Highlights this year once again include the “All-Comers” parade on Saturday, March 5, beginning at noon (from Community High School at 2nd and Campbell), which will be led by an 8 foot “Art Rat” float and 16 foot puppets from the Bread and Puppets Theatre in Vermont.
There are numerous visual artists who will display their works; several from Floyd can be found at the old Twists & Turns space that is now a temporary gallery. Their “Marginally Floyd” show opens with a reception on March 3 from 3-8 pm. “It’s about twice as big [as previous festivals],” said Counihan, “we spent a lot more time thinking about how this festival could reach out into the community.

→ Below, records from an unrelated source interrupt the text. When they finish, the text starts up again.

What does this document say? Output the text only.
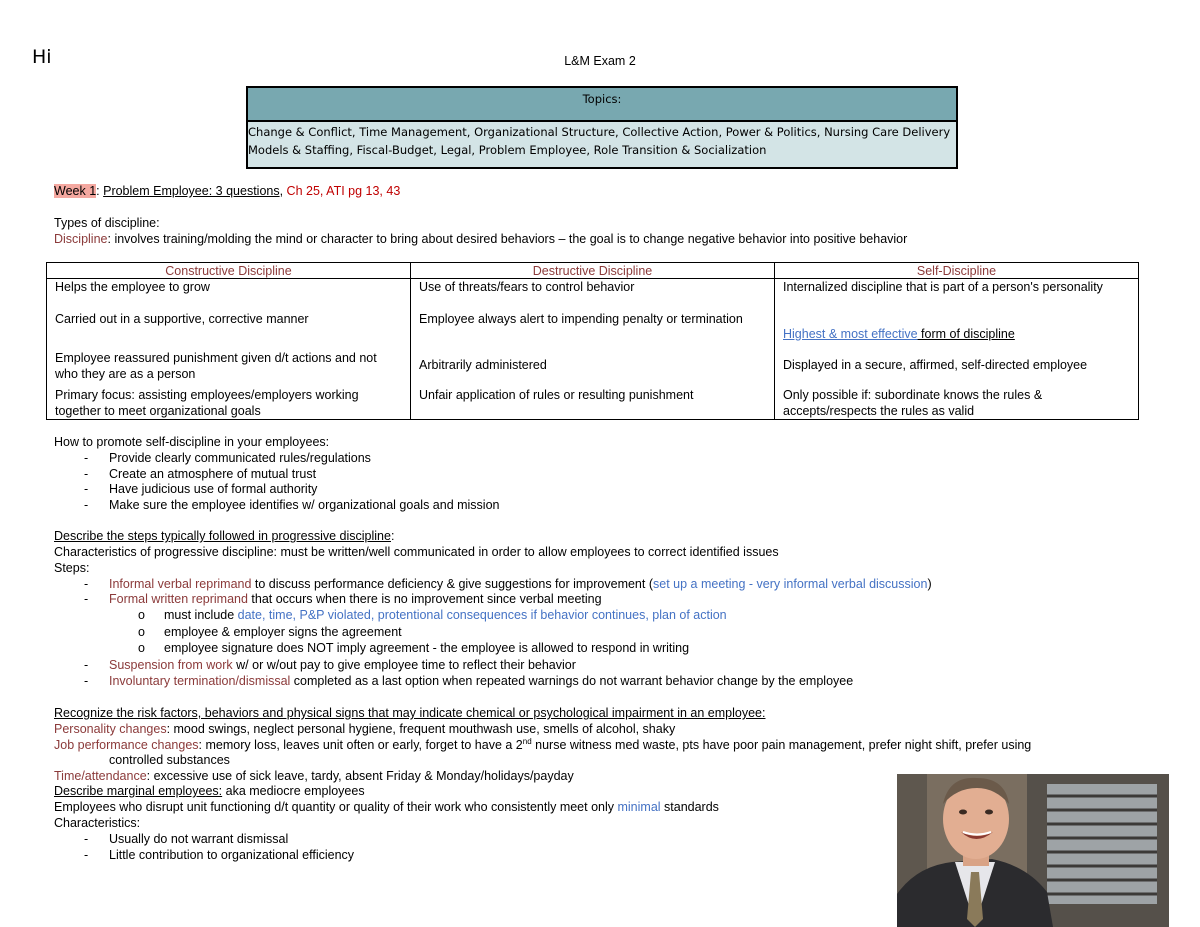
Hi	L&M Exam 2
Topics:
Change & Conflict, Time Management, Organizational Structure, Collective Action, Power & Politics, Nursing Care Delivery
Models & Staffing, Fiscal-Budget, Legal, Problem Employee, Role Transition & Socialization
Week 1: Problem Employee: 3 questions, Ch 25, ATI pg 13, 43
Types of discipline:
Discipline: involves training/molding the mind or character to bring about desired behaviors – the goal is to change negative behavior into positive behavior
Constructive Discipline	Destructive Discipline	Self-Discipline
Helps the employee to grow	Use of threats/fears to control behavior	Internalized discipline that is part of a person's personality
Carried out in a supportive, corrective manner	Employee always alert to impending penalty or termination	Highest & most effective form of discipline
Employee reassured punishment given d/t actions and not who they are as a person	Arbitrarily administered	Displayed in a secure, affirmed, self-directed employee
Primary focus: assisting employees/employers working together to meet organizational goals	Unfair application of rules or resulting punishment	Only possible if: subordinate knows the rules & accepts/respects the rules as valid
How to promote self-discipline in your employees:
- Provide clearly communicated rules/regulations
- Create an atmosphere of mutual trust
- Have judicious use of formal authority
- Make sure the employee identifies w/ organizational goals and mission
Describe the steps typically followed in progressive discipline:
Characteristics of progressive discipline: must be written/well communicated in order to allow employees to correct identified issues
Steps:
- Informal verbal reprimand to discuss performance deficiency & give suggestions for improvement (set up a meeting - very informal verbal discussion)
- Formal written reprimand that occurs when there is no improvement since verbal meeting
o must include date, time, P&P violated, protentional consequences if behavior continues, plan of action
o employee & employer signs the agreement
o employee signature does NOT imply agreement - the employee is allowed to respond in writing
- Suspension from work w/ or w/out pay to give employee time to reflect their behavior
- Involuntary termination/dismissal completed as a last option when repeated warnings do not warrant behavior change by the employee
Recognize the risk factors, behaviors and physical signs that may indicate chemical or psychological impairment in an employee:
Personality changes: mood swings, neglect personal hygiene, frequent mouthwash use, smells of alcohol, shaky
Job performance changes: memory loss, leaves unit often or early, forget to have a 2nd nurse witness med waste, pts have poor pain management, prefer night shift, prefer using
controlled substances
Time/attendance: excessive use of sick leave, tardy, absent Friday & Monday/holidays/payday
Describe marginal employees: aka mediocre employees
Employees who disrupt unit functioning d/t quantity or quality of their work who consistently meet only minimal standards
Characteristics:
- Usually do not warrant dismissal
- Little contribution to organizational efficiency
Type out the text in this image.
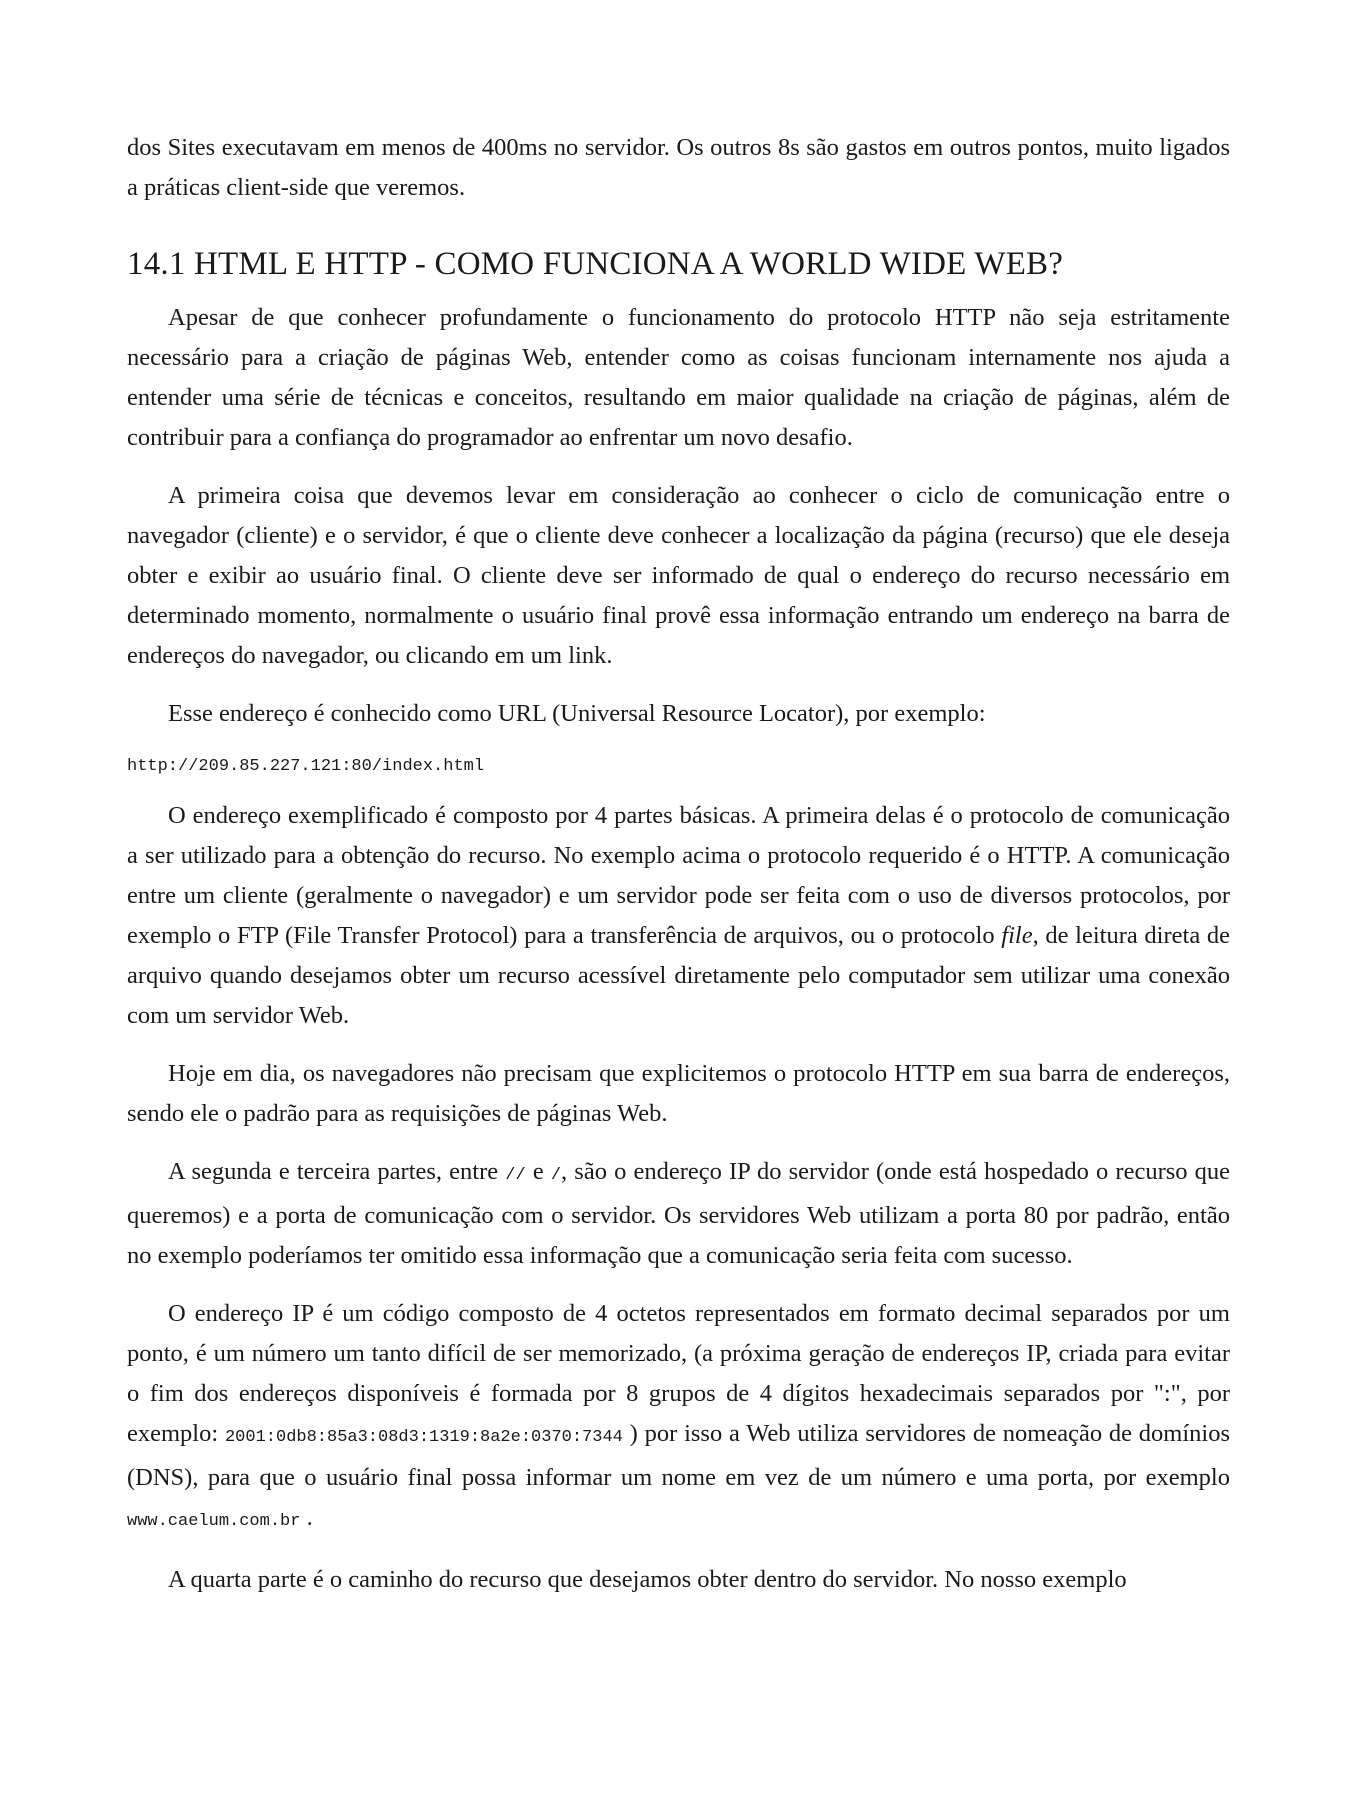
dos Sites executavam em menos de 400ms no servidor. Os outros 8s são gastos em outros pontos, muito ligados a práticas client-side que veremos.

14.1 HTML E HTTP - COMO FUNCIONA A WORLD WIDE WEB?

Apesar de que conhecer profundamente o funcionamento do protocolo HTTP não seja estritamente necessário para a criação de páginas Web, entender como as coisas funcionam internamente nos ajuda a entender uma série de técnicas e conceitos, resultando em maior qualidade na criação de páginas, além de contribuir para a confiança do programador ao enfrentar um novo desafio.

A primeira coisa que devemos levar em consideração ao conhecer o ciclo de comunicação entre o navegador (cliente) e o servidor, é que o cliente deve conhecer a localização da página (recurso) que ele deseja obter e exibir ao usuário final. O cliente deve ser informado de qual o endereço do recurso necessário em determinado momento, normalmente o usuário final provê essa informação entrando um endereço na barra de endereços do navegador, ou clicando em um link.

Esse endereço é conhecido como URL (Universal Resource Locator), por exemplo:

http://209.85.227.121:80/index.html

O endereço exemplificado é composto por 4 partes básicas. A primeira delas é o protocolo de comunicação a ser utilizado para a obtenção do recurso. No exemplo acima o protocolo requerido é o HTTP. A comunicação entre um cliente (geralmente o navegador) e um servidor pode ser feita com o uso de diversos protocolos, por exemplo o FTP (File Transfer Protocol) para a transferência de arquivos, ou o protocolo file, de leitura direta de arquivo quando desejamos obter um recurso acessível diretamente pelo computador sem utilizar uma conexão com um servidor Web.

Hoje em dia, os navegadores não precisam que explicitemos o protocolo HTTP em sua barra de endereços, sendo ele o padrão para as requisições de páginas Web.

A segunda e terceira partes, entre // e /, são o endereço IP do servidor (onde está hospedado o recurso que queremos) e a porta de comunicação com o servidor. Os servidores Web utilizam a porta 80 por padrão, então no exemplo poderíamos ter omitido essa informação que a comunicação seria feita com sucesso.

O endereço IP é um código composto de 4 octetos representados em formato decimal separados por um ponto, é um número um tanto difícil de ser memorizado, (a próxima geração de endereços IP, criada para evitar o fim dos endereços disponíveis é formada por 8 grupos de 4 dígitos hexadecimais separados por ":", por exemplo: 2001:0db8:85a3:08d3:1319:8a2e:0370:7344 ) por isso a Web utiliza servidores de nomeação de domínios (DNS), para que o usuário final possa informar um nome em vez de um número e uma porta, por exemplo www.caelum.com.br .

A quarta parte é o caminho do recurso que desejamos obter dentro do servidor. No nosso exemplo
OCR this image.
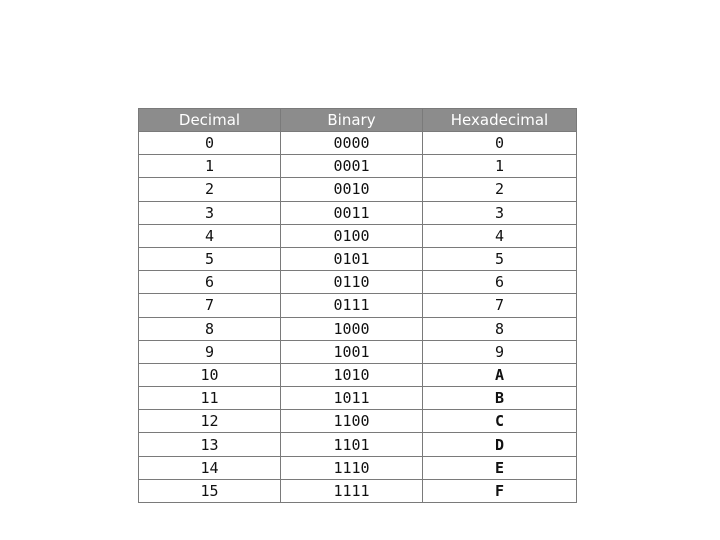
Decimal	Binary	Hexadecimal
0	0000	0
1	0001	1
2	0010	2
3	0011	3
4	0100	4
5	0101	5
6	0110	6
7	0111	7
8	1000	8
9	1001	9
10	1010	A
11	1011	B
12	1100	C
13	1101	D
14	1110	E
15	1111	F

Roanoke College’s Olin Gallery (a juried art show) and the Eleanor D. Wilson Museum at Hollins University are also part of this year’s festival, as is Metropolitan Community Church in southeast Roanoke, which will house works by local artists. “They have a wonderful facility,” said Counihan, who will use it as a community arts center. The Roanoke College show will feature jurors from the Whitney Museum in New York, evaluating the work of regional artists.
The opening night for Marginal Arts also coincides with the monthly Art By Night, which is timely since many of the downtown galleries will be open. An artist’s masquerade and Contra Dance at Fitzpatrick Hall (8-11p.m.) on the 3rd helps kick things off. No Strings attached supplies the music.
The Unicorn Stables Project, labeled as a sci-fi drawing adventure (March 3, 5-9 p.m., 419 Luck Ave.) is “probably one of the more exciting things that’s happened around Roanoke in my view of the art world,” said Counihan, referring to a project curated by recent Hollins graduates.
The Taubman Museum gets involved as writer Malcolm Jones discusses his work there on March 4 at noon; Studio Roanoke will offer a play, “And They Dance Real Slow in Jackson.” There are Punch & Judy shows, vaudeville, absurdist street carnivals and the like. Two performance artists from England that travel the world represent “a really big coup,” said Counihan.
The City of Roanoke chipped in with about $6000 this year, “twice as much as in the past,” said Counihan, with much of that going towards marketing expenses. “We [also] have a lot more community partners,” he notes. Next year’s festival may stretch to other neighborhoods in Roanoke and even to Blacksburg.
Counihan is wary of getting too big or too beholden to grants from the city or anyone else, lest the festival stray too far from its roots. Counihan would like to slip in to the background and focus on his own visual art; he hopes that soon someone else will take the ball and run with it when it comes to planning Marginal Arts.
Most of the Marginal Arts events are free although a handful require paid tickets. They can be purchased online, at Jefferson Center, Community High School and the Taubman. A $20 festival “passport” will save patrons some money to those paid events. “It gives a chance to spotlight [artists] that are doing things anyway,” said Counihan of what Marginal Arts is all about, “and they can all be seen in one long weekend. A lot of times [these artists] don’t have a venue … no place where you see this type of thing.”
See the full schedule at marginalarts.com scheduled. The events will be held March 3-8 at various venues in Roanoke and Salem.